Bentornata politica

La citazione di Cavour nel discorso di Mario Draghi al Senato ha probabilmente fatto provare un fremito a chi era abituato agli slogan pubblicitari che, da alcuni anni, caratterizzano discorsi che dovrebbero avere ben altri contenuti. “Le riforme compiute a tempo, invece di indebolire l’autorità, la rafforzano”. Non solo una frase di un personaggio troppo spesso dimenticato e criticato, ma un messaggio che suona come una pesante tirata di orecchie ad un Parlamento che, già prima della pandemia, si era dedicato ad altro che non alle riforme strutturali di cui ha bisogno l’Italia. Draghi ha dimostrato essere anche consapevole della particolarità del momento quando ha menzionato l’inconsueto perimetro di collaborazione che dovrà accompagnare la sua esperienza governativa.

Altro aspetto fondamentale, non solo sotto l’aspetto del lessico, è come sia stato inserito più volte la parola “dovere”, cinque alla pari di “diritti” e che viene utilizzata da Draghi proprio nell’inizio del suo discorso; i diritti in ogni caso non mancano ma viene da riflettere su come il neo premier ne faccia uso per ricordare come in altri Paesi vengano negati e, in tal senso, l’esplicito richiamo alla Cina e alle crescenti tensioni in Asia spicca in quanto proveniente da un economista. Gli scenari asiatici devono essere tenuti in considerazione ad ogni livello; in tal senso il discorso di Draghi sembra si collochi nella scia delle prese di posizione contro il governo di Pechino già di Donald Trump e che difficilmente Biden potrà non seguire. La politica mondiale non può permettersi di lasciare da sole Hong Kong, Taiwan e forse addirittura il Giappone.
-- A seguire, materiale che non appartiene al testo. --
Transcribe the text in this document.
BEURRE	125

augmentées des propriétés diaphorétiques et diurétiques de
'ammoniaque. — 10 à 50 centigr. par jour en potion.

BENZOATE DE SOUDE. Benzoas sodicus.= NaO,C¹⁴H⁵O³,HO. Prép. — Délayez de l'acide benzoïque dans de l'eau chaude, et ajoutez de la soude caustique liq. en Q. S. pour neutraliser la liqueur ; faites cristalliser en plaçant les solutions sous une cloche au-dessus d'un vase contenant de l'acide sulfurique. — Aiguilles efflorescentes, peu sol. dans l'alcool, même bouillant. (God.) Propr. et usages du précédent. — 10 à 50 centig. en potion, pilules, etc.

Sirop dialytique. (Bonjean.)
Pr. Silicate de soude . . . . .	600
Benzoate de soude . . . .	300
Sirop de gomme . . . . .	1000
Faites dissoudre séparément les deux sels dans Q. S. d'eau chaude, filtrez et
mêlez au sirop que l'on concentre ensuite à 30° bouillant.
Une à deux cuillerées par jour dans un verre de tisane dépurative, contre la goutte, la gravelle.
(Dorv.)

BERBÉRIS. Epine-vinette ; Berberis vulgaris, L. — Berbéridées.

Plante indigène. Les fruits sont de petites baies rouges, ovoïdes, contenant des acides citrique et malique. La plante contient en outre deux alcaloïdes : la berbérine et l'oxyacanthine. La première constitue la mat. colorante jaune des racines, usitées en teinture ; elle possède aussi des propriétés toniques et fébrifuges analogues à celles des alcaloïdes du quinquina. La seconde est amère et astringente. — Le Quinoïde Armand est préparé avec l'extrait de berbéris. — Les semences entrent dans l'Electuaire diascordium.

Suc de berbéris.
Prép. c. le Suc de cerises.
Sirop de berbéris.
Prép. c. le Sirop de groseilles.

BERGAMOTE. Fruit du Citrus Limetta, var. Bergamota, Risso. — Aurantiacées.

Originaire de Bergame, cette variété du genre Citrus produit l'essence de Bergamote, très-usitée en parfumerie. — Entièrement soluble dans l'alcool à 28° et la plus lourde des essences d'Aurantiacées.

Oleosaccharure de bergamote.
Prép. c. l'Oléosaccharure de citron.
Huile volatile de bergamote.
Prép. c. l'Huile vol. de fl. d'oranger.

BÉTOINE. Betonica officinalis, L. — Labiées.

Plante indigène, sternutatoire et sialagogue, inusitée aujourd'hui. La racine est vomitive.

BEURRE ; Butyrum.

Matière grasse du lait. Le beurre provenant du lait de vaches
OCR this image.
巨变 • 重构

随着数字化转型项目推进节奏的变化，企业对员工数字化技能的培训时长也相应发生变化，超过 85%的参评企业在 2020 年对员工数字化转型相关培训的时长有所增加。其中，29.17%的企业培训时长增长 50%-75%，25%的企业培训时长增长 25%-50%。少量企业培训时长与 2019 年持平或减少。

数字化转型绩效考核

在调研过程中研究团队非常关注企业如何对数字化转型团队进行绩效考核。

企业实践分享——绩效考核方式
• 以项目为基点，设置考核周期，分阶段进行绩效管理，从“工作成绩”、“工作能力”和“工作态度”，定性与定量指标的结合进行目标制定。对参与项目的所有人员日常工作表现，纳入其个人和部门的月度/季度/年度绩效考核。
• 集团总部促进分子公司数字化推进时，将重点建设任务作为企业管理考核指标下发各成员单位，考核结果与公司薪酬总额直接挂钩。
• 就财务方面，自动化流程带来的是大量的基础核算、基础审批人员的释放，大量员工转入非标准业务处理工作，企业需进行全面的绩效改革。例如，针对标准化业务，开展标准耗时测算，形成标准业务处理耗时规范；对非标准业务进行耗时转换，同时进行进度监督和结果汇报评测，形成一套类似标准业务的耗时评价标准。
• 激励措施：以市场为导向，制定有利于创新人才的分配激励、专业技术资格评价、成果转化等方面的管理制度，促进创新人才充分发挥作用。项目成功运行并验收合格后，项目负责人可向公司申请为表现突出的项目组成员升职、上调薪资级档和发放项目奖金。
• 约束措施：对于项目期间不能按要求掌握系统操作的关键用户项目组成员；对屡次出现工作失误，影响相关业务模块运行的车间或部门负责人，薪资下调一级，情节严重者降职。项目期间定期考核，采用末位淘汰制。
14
Tornando ai fatti di casa nostra è oltremodo forte come Draghi abbia parlato di Nuova Ricostruzione paragonando addirittura questo momento storico al dopoguerra per ricordare come le forze politiche dell’epoca, divise da odi ben più profondi di quelli attuali, seppero trovare punti di unione e coesione senza perdere un’identità che nulla ha a che vedere con quelle nate dai mal di pancia del momento e che continuano a sopravvivere nutrendosi di malumori e sembrano disposte a tutto pur di non perdere la visibilità e quel pezzo di potere che si sono guadagnate.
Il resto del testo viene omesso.